22.   As noted above, the fuel pump failed 11 months after it was installed. Ford tested the fuel pump pressure in October 2020 after it was replaced by SRA, and did not identify any problems. I find this shows it is likely that the fuel pump was functioning properly after SRA installed it. As discussed above, there is no expert evidence about the standard of care, or expert evidence showing that SRA fell below the standard of care when it diagnosed and repaired Mr. D’Aigle’s truck. Mr. D’Aigle did not provide evidence that shows SRA’s fuel pump installation caused the fuel pump to fail. Given this, I find Mr. D’Aigle has not proved that SRA’s fuel pump installation was negligent, and I find SRA is not responsible for the cost of installing the new fuel pump.

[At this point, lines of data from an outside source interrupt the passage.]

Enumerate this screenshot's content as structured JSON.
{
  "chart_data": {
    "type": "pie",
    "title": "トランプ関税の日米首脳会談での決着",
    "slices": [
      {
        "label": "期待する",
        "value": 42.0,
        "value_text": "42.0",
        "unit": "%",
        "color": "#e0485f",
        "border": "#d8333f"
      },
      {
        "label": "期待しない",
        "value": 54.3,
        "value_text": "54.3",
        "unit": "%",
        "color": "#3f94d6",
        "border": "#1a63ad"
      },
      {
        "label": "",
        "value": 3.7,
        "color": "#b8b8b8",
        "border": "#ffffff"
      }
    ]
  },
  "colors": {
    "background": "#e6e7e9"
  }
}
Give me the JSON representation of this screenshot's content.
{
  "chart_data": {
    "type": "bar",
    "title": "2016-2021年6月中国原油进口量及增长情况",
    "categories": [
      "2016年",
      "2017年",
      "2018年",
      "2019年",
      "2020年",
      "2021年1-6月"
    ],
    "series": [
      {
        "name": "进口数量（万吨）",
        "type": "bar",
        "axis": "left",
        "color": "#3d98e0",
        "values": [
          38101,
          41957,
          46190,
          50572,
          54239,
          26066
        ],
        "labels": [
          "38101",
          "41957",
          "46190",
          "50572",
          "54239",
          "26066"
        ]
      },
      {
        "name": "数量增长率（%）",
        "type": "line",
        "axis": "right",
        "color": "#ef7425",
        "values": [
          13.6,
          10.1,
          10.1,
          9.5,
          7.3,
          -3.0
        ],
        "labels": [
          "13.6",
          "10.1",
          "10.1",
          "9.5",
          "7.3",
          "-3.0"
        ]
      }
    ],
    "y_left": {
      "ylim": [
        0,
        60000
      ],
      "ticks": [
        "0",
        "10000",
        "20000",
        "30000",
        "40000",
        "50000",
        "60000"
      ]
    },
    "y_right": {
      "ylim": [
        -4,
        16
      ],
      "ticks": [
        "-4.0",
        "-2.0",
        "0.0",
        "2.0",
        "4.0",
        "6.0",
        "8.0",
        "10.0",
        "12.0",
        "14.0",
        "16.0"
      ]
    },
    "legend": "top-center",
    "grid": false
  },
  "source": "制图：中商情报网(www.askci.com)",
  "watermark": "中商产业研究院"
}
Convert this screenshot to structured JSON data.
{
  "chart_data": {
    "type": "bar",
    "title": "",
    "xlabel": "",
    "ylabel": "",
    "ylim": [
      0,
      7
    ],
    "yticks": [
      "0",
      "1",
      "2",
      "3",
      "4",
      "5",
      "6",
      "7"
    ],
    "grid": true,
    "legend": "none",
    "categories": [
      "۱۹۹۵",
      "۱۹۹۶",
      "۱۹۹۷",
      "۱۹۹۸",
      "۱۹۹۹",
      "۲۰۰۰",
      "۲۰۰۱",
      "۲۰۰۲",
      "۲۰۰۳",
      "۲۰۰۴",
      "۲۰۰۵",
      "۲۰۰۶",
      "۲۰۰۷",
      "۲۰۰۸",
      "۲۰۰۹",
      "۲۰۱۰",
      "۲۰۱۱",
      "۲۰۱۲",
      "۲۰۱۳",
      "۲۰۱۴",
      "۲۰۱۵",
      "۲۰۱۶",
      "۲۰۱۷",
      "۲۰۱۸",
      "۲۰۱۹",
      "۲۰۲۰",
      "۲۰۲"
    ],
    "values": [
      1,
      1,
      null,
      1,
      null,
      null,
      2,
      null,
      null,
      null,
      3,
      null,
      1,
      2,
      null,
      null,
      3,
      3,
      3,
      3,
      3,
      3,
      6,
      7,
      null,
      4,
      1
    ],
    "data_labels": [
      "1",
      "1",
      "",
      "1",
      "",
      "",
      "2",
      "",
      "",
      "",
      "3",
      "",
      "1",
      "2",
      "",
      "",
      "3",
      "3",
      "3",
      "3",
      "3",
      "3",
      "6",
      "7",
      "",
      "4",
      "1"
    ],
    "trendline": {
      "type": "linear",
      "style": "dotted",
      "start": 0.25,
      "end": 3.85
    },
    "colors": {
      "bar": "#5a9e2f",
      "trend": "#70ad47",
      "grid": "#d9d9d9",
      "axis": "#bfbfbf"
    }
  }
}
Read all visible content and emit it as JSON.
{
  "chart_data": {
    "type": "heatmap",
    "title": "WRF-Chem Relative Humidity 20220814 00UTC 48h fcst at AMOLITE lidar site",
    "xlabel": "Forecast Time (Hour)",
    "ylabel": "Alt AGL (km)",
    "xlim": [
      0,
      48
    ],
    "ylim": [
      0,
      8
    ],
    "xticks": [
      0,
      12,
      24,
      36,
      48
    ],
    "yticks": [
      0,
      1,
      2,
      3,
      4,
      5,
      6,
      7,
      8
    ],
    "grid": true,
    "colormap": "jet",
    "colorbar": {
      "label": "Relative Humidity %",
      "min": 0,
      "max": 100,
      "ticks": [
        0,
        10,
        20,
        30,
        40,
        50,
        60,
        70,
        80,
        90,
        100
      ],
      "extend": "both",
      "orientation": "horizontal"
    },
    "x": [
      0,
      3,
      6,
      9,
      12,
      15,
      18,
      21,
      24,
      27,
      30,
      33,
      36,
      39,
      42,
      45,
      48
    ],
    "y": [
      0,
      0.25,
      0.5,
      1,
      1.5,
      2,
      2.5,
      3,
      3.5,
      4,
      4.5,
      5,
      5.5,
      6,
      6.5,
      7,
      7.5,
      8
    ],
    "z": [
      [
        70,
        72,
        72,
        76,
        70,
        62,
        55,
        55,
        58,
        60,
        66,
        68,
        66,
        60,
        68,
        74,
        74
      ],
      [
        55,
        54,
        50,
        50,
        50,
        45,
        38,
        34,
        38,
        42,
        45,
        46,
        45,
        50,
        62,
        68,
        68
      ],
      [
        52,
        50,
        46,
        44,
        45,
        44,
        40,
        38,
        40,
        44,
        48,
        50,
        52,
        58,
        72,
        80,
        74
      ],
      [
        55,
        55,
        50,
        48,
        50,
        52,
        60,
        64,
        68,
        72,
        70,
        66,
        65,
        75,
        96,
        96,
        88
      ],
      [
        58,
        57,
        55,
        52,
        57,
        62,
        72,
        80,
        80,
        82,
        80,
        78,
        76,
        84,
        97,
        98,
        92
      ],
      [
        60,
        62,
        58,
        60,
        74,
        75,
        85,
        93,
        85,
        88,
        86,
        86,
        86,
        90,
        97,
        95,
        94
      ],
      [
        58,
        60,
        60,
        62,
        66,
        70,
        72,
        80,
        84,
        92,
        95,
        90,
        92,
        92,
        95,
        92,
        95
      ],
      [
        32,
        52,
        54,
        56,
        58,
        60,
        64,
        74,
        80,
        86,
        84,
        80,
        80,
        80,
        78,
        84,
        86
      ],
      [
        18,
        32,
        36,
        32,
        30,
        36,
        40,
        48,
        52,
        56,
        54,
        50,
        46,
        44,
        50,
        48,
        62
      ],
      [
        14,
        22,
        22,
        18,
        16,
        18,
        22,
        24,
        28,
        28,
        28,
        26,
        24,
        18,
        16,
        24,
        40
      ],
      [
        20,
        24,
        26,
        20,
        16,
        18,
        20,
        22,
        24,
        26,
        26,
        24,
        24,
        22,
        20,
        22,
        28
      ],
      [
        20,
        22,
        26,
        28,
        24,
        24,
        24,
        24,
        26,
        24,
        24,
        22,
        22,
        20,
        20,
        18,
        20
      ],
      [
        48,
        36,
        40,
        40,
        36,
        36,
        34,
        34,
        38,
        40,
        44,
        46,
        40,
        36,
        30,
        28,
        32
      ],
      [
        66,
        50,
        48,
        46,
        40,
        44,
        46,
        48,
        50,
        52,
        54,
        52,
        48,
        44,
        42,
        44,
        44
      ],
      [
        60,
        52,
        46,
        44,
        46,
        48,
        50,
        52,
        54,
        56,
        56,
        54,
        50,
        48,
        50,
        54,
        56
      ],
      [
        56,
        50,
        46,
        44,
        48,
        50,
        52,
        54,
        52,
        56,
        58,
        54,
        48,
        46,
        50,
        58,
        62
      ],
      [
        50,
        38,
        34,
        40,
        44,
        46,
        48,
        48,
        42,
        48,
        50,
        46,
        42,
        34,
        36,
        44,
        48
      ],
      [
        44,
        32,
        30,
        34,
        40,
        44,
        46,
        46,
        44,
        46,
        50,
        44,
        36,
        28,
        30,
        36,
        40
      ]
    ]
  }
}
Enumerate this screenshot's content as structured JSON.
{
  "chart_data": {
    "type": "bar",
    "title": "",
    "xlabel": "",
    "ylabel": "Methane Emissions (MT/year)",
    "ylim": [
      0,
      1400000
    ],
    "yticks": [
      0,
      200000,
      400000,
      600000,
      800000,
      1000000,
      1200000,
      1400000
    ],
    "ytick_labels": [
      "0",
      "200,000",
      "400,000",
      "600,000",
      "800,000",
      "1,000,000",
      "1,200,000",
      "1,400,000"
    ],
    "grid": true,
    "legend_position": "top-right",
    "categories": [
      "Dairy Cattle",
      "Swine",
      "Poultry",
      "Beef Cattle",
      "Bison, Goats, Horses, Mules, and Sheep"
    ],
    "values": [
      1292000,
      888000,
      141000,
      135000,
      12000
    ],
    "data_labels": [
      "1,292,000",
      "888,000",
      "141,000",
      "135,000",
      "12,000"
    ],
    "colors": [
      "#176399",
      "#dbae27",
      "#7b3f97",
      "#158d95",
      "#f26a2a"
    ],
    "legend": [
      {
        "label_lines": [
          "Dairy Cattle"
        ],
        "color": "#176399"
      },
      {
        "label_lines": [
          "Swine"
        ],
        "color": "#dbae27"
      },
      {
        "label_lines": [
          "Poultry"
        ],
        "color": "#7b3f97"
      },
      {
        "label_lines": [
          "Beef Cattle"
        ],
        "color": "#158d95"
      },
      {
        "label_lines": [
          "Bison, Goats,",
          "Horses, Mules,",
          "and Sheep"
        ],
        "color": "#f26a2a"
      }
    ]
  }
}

23.   Given all the above, I dismiss Mr. D’Aigle’s claims.

24.   Under section 49 of the CRTA and CRT rules, the CRT will generally order an unsuccessful party to reimburse a successful party for CRT fees and reasonable dispute-related expenses. I see no reason in this case not to follow that general rule. Mr. D’Aigle was unsuccessful in this dispute so I find he is not entitled to reimbursement of CRT fees or dispute-related expenses. SRA did not pay any CRT fees or claim any dispute-related expenses, so I award none.

ORDER

25.   I dismiss Mr. D’Aigle’s claims and this dispute.

 

 

Leah Volkers, Tribunal Member

 

 You are being directed to the most recent version of the statute which may not be the version considered at the time of the judgment.